I did say that it’s a bit like decathlon however while conceptually similar to a decathlon-style ranking, and unlike decathlon, we have a varying set of participants across different “events” (the different leaderboards/Maps metrics). In essence, we need a way to compute a composite score that fairly represents a Local Guide’s achievements in the year across multiple metrics while accounting for the varying number of metrics they qualify in and this is where the comparison to decathlon breaks down as in the decathlon all athletes compete in all events.
So how then do we calculate a fair score?
Weighted Rank Sum: Yes one way is as you have indicated, to assign inverse rank points in each metric and sum them up:
- The top-ranked Local Guide on a leaderboard gets 100 points (since there are 100 in the ranking).
- The second-ranked gets 99 points, third gets 98, … last gets 1 point.
- The overall score for a Local Guide is the sum of their points across all leaderboards (metrics) they appear on.
It’s a simple and intuitive approach but it rewards higher rankings more heavily and does not allow for the overall strength of the achievements of Local Guides on the different leaderboards.
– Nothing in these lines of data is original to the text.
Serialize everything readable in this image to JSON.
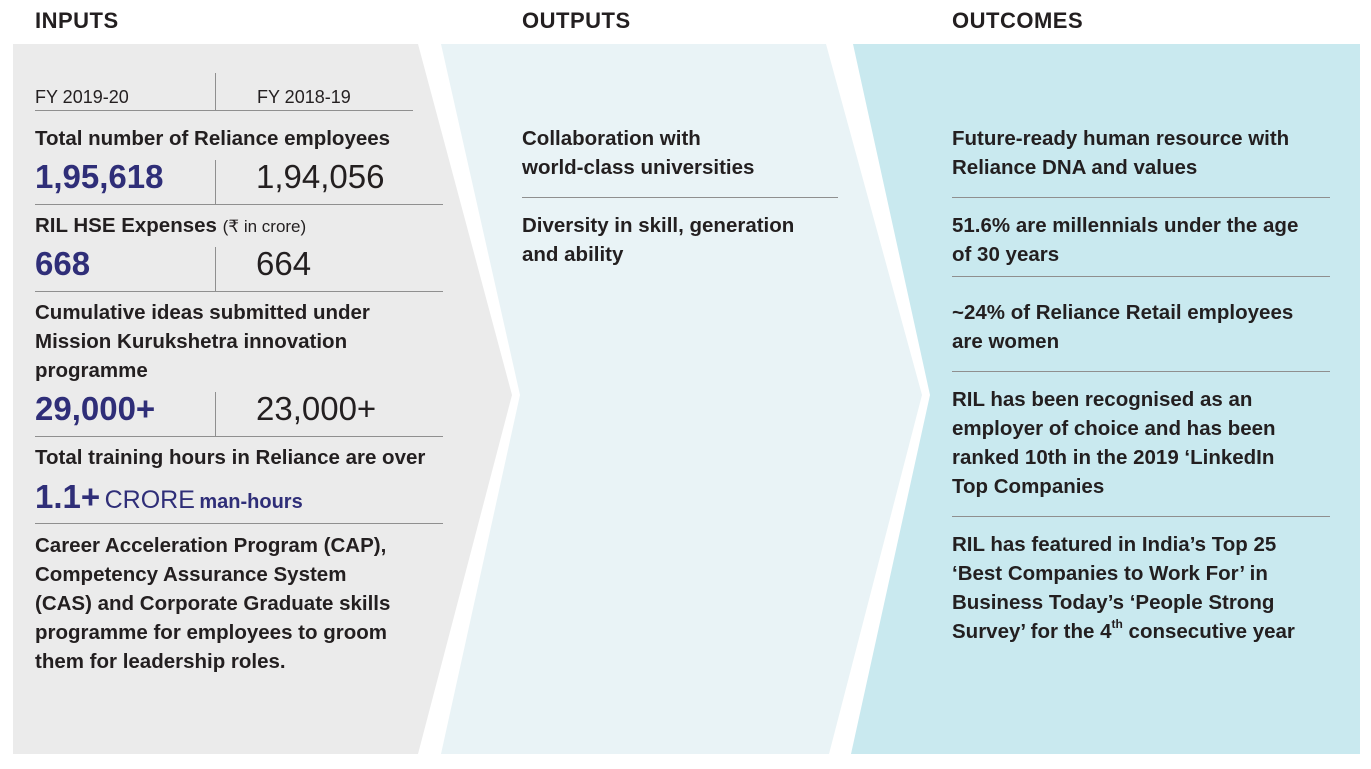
{
  "headers": {
    "inputs": "INPUTS",
    "outputs": "OUTPUTS",
    "outcomes": "OUTCOMES"
  },
  "colors": {
    "inputs_bg": "#ebebeb",
    "outputs_bg": "#e9f3f6",
    "outcomes_bg": "#c9e9ef",
    "accent": "#2f2e78"
  },
  "inputs": {
    "year_current": "FY 2019-20",
    "year_previous": "FY 2018-19",
    "employees": {
      "label": "Total number of Reliance employees",
      "current": "1,95,618",
      "previous": "1,94,056"
    },
    "hse": {
      "label": "RIL HSE Expenses",
      "unit": "(₹ in crore)",
      "current": "668",
      "previous": "664"
    },
    "ideas": {
      "label_lines": [
        "Cumulative ideas submitted under",
        "Mission Kurukshetra innovation",
        "programme"
      ],
      "current": "29,000+",
      "previous": "23,000+"
    },
    "training": {
      "label": "Total training hours in Reliance are over",
      "value": "1.1+",
      "unit": "CRORE",
      "suffix": "man-hours"
    },
    "programs": [
      "Career Acceleration Program (CAP),",
      "Competency Assurance System",
      "(CAS) and Corporate Graduate skills",
      "programme for employees to groom",
      "them for leadership roles."
    ]
  },
  "outputs": [
    [
      "Collaboration with",
      "world-class universities"
    ],
    [
      "Diversity in skill, generation",
      "and ability"
    ]
  ],
  "outcomes": [
    [
      "Future-ready human resource with",
      "Reliance DNA and values"
    ],
    [
      "51.6% are millennials under the age",
      "of 30 years"
    ],
    [
      "~24% of Reliance Retail employees",
      "are women"
    ],
    [
      "RIL has been recognised as an",
      "employer of choice and has been",
      "ranked 10th in the 2019 ‘LinkedIn",
      "Top Companies"
    ],
    [
      "RIL has featured in India’s Top 25",
      "‘Best Companies to Work For’ in",
      "Business Today’s ‘People Strong",
      "Survey’ for the 4",
      "th",
      " consecutive year"
    ]
  ]
}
There are statistical ways to address this. For example, we could compute the
Weighted Average Rank (Relative Performance): and instead of simply summing up raw inverse rank points, we normalize it by the number of leaderboards qualified for and by doing so, Local Guides that have qualified on many leaderboards are not unfairly advantaged over those excelling in fewer metrics. While undervaluing the advantage of excelling in more metrics, what I like here is that we ensure fair comparison across specialists and generalists. A more complex decathlon-style,
Scientific ranking approach would be a Z-score normalization approach where the mean and standard deviation of ranks is computed in each event (leaderboard in our case) and the athlete’s event score (Local Guide’s leaderboard score) would be the Local Guide’s rank minus the mean rank divided by the standard deviation. This approach accounts for the variation in ranking difficulty across different metrics and makes rankings comparable across different distributions but of course it is computationally more complex.